Accounting and Decision Making (1995 - )
- see for full text of the programme 2008 - 2009 the Pdf-file at the bottom of this page
Summary: The general aim of this programme is to explain choices made by organizations in the design of their internal and external reporting systems.
- Title of the programme: Accounting and Decision Making
- Research area and mission: Accounting and Auditing. The general aim of this programme is to explain choices made by organizations in the design of their internal and external reporting systems.
- Co-ordinator: Professor T.L.C.M. Groot
- Programme members (2008)
- Starting date of the programme: 1990
- Formal affiliations: Limperg Institute (PhD programme in Accounting), Tinbergen Institute (PhD training)
The programme consists of three sub-programmes: financial accounting, management accounting and auditing:
- The Financial Accounting sub-programme has a historical and institutional focus, and considers two aspects of financial reporting in particular: (1) the development of financial reporting practice in interaction between reporting companies and users of financial statements; and (2) the development of the institutional framework of financial reporting, including accounting standards and the auditing profession.
- The Management Accounting and Control sub-programme looks at the organizations' internal reporting systems and tries to answer three different questions: (1) what information do firms use to measure and assess performance of their units and managers?, (2) what management control systems are being developed in non-profit and governmental organizations and how effective are they?, and (3) what role does accounting information play in strategic alliances between independent companies?
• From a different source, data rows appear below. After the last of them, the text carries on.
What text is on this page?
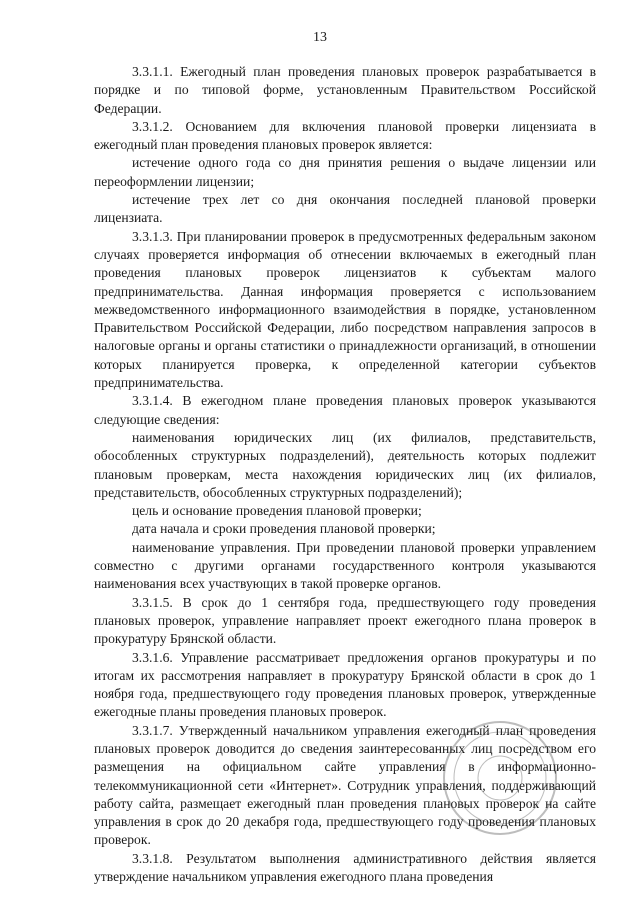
13

3.3.1.1. Ежегодный план проведения плановых проверок разрабатывается в порядке и по типовой форме, установленным Правительством Российской Федерации.

3.3.1.2. Основанием для включения плановой проверки лицензиата в ежегодный план проведения плановых проверок является:

истечение одного года со дня принятия решения о выдаче лицензии или переоформлении лицензии;

истечение трех лет со дня окончания последней плановой проверки лицензиата.

3.3.1.3. При планировании проверок в предусмотренных федеральным законом случаях проверяется информация об отнесении включаемых в ежегодный план проведения плановых проверок лицензиатов к субъектам малого предпринимательства. Данная информация проверяется с использованием межведомственного информационного взаимодействия в порядке, установленном Правительством Российской Федерации, либо посредством направления запросов в налоговые органы и органы статистики о принадлежности организаций, в отношении которых планируется проверка, к определенной категории субъектов предпринимательства.

3.3.1.4. В ежегодном плане проведения плановых проверок указываются следующие сведения:

наименования юридических лиц (их филиалов, представительств, обособленных структурных подразделений), деятельность которых подлежит плановым проверкам, места нахождения юридических лиц (их филиалов, представительств, обособленных структурных подразделений);

цель и основание проведения плановой проверки;

дата начала и сроки проведения плановой проверки;

наименование управления. При проведении плановой проверки управлением совместно с другими органами государственного контроля указываются наименования всех участвующих в такой проверке органов.

3.3.1.5. В срок до 1 сентября года, предшествующего году проведения плановых проверок, управление направляет проект ежегодного плана проверок в прокуратуру Брянской области.

3.3.1.6. Управление рассматривает предложения органов прокуратуры и по итогам их рассмотрения направляет в прокуратуру Брянской области в срок до 1 ноября года, предшествующего году проведения плановых проверок, утвержденные ежегодные планы проведения плановых проверок.

3.3.1.7. Утвержденный начальником управления ежегодный план проведения плановых проверок доводится до сведения заинтересованных лиц посредством его размещения на официальном сайте управления в информационно-телекоммуникационной сети «Интернет». Сотрудник управления, поддерживающий работу сайта, размещает ежегодный план проведения плановых проверок на сайте управления в срок до 20 декабря года, предшествующего году проведения плановых проверок.

3.3.1.8. Результатом выполнения административного действия является утверждение начальником управления ежегодного плана проведения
- The Auditing sub-programme investigates how auditors verify corporate accounting data and how this leads to a final judgement about the quality of the financial statements. Audit quality is the main theme in this programme, which is worked out in two directions: the quality of auditor's judgements and the quality of audit programmes.
Due to the wide variety in subjects, the research methods applied are widely varied and include case studies, archival studies, longitudinal data analyses, surveys and (semi-)controlled experiments. Our programme has a formal association with the Limperg Institute programme in Accounting research and with the Tinbergen Institute. We maintain several working relationships with academic research groups outside The Netherlands, but none of them has the status of a “formal affiliation.”